Thirty-six men survived. Out of a crew of 1,968 aboard the German battleship Scharnhorst, only 36 were pulled from the frigid waters of the Norwegian Sea on the evening of December 26, 1943 -- thirty by the destroyer Scorpion, six by Matchless. Neither the ship's captain, Fritz Hintze, nor the task force commander, Rear Admiral Erich Bey, was among them, though both were reportedly seen in the water after the ship went down. Scharnhorst sank with her propellers still turning, the last German capital ship to fight a pitched battle against the Royal Navy.

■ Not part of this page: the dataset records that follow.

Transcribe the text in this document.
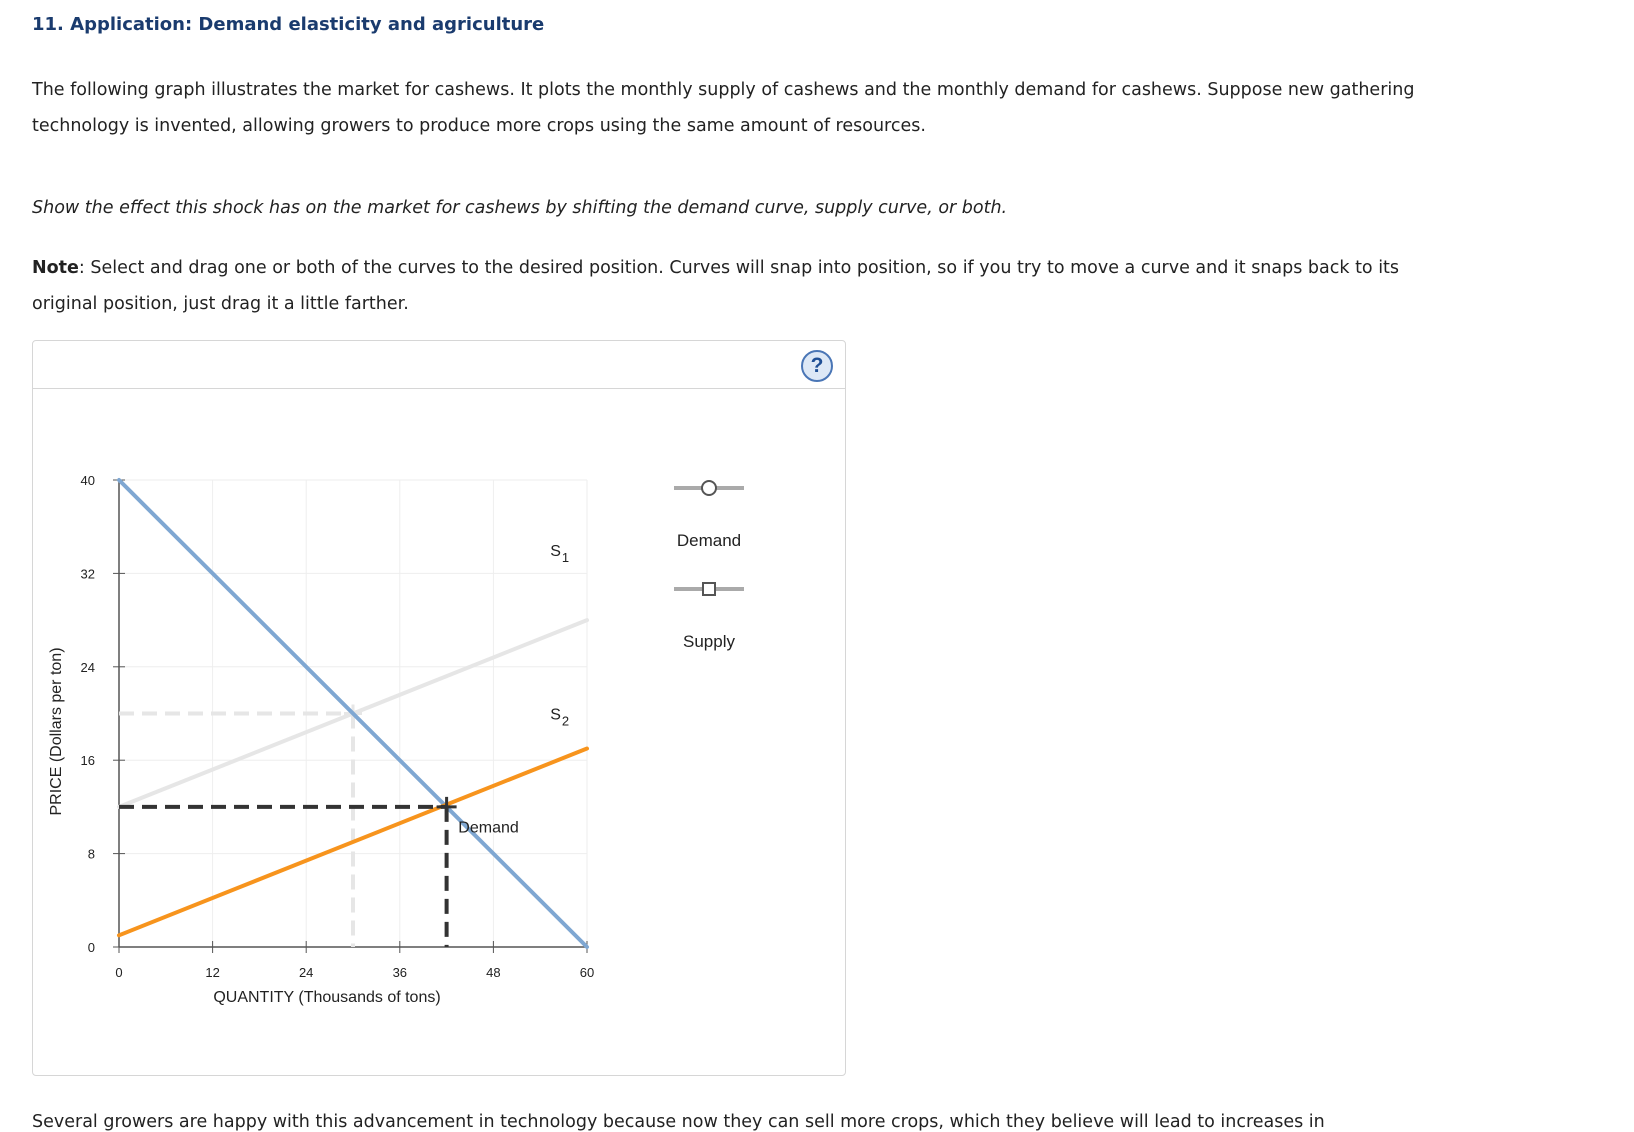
11. Application: Demand elasticity and agriculture

The following graph illustrates the market for cashews. It plots the monthly supply of cashews and the monthly demand for cashews. Suppose new gathering technology is invented, allowing growers to produce more crops using the same amount of resources.

Show the effect this shock has on the market for cashews by shifting the demand curve, supply curve, or both.

Note: Select and drag one or both of the curves to the desired position. Curves will snap into position, so if you try to move a curve and it snaps back to its original position, just drag it a little farther.

?
0
8
16
24
32
40
0	12	24	36	48	60
QUANTITY (Thousands of tons)
PRICE (Dollars per ton)
$S_1$
Demand
$S_2$
Demand
Supply

Several growers are happy with this advancement in technology because now they can sell more crops, which they believe will lead to increases in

Scharnhorst was laid down at the Kriegsmarinewerft dockyard in Wilhelmshaven on June 15, 1935, and launched on October 3, 1936. Completed in January 1939, she was classified alternately as a battleship and a battlecruiser -- a distinction that reflected the compromises in her design. Her main battery consisted of nine 28-centimeter guns in three triple turrets, lighter than the 38-centimeter guns originally planned but never installed. What she lacked in firepower she compensated for in speed, capable of over 31 knots, making her one of the fastest capital ships afloat. Paired with her sister ship Gneisenau, Scharnhorst formed a fast, aggressive striking force that could outrun what it could not outfight, and outfight most of what it could not outrun.
Scharnhorst's war began in November 1939, when she sank the armed merchant cruiser Rawalpindi in a brief, violent engagement. The following spring, during Operation Weserubung -- the invasion of Norway -- Scharnhorst and Gneisenau engaged the British battlecruiser Renown and later sank the aircraft carrier Glorious along with her escort destroyers Acasta and Ardent. In that fight, Scharnhorst achieved one of the longest-range naval gunfire hits in history. Operation Berlin in early 1941 sent the pair raiding into the Atlantic, where they sank or captured 22 merchant vessels totaling over 115,000 tons. But by early 1942, both ships were bottled up in Brest, France, under relentless British bombing. The solution was audacious: Operation Cerberus, the Channel Dash of February 1942, in which Scharnhorst, Gneisenau, and the heavy cruiser Prinz Eugen steamed straight up the English Channel in daylight, reaching German ports despite frantic British air and naval attacks. It was a tactical triumph and a strategic humiliation for Britain.
By early 1943, Scharnhorst had been transferred to northern Norway, where her presence alone threatened the Allied convoys carrying supplies to the Soviet Union. On Christmas Day 1943, she sailed from Altenfjord under Rear Admiral Bey's command to intercept Convoy JW 55B. What Bey did not know was that the British had anticipated the sortie. Vice Admiral Bruce Fraser had positioned his battleship Duke of York and supporting forces precisely to trap Scharnhorst between the convoy's cruiser escort and his own heavy guns. Stormy weather grounded all Luftwaffe reconnaissance, and Bey, unable to locate the convoy, made the fateful decision to detach his five destroyers to widen the search. Scharnhorst was now alone. On the morning of December 26, Burnett's cruisers found her first, and an 8-inch shell destroyed her forward radar, leaving the battleship effectively blind in the Arctic darkness.
Scharnhorst's speed kept her alive through the morning and into the afternoon, but at 16:48, star shells from Belfast illuminated the German ship for Duke of York's gunners. The first salvo hit, disabling Scharnhorst's forward turrets. For the next three hours, she fought while running south, trading fire with Duke of York, cruisers Belfast and Norfolk, and a ring of destroyers. At 17:24, Bey signaled Germany: "Am surrounded by heavy units." At 18:20, a shell from Duke of York pierced her lower armor deck and destroyed a boiler room. Her speed collapsed. At 18:25, Bey sent his final message: "We will fight on until the last shell is fired." Torpedo attacks from destroyers Savage, Saumarez, Scorpion, and the Norwegian Stord sealed her fate. Scharnhorst capsized and sank at 19:45. Admiral Fraser, in tribute to his adversary, told his officers that evening: "I hope that if any of you are ever called upon to lead a ship into action against an opponent many times superior, you will command your ship as gallantly as Scharnhorst was commanded today."
Scharnhorst's wreck lies at approximately 72.16N, 28.41E in the Norwegian Sea, at a depth of about 290 meters. The area is open ocean with no land-based visual references. Nearest airport: Banak (ENNA), approximately 200 km to the south in Finnmark, Norway. The Battle of the North Cape occurred in this general area during winter darkness and heavy seas. Expect Arctic weather conditions and limited daylight in winter months.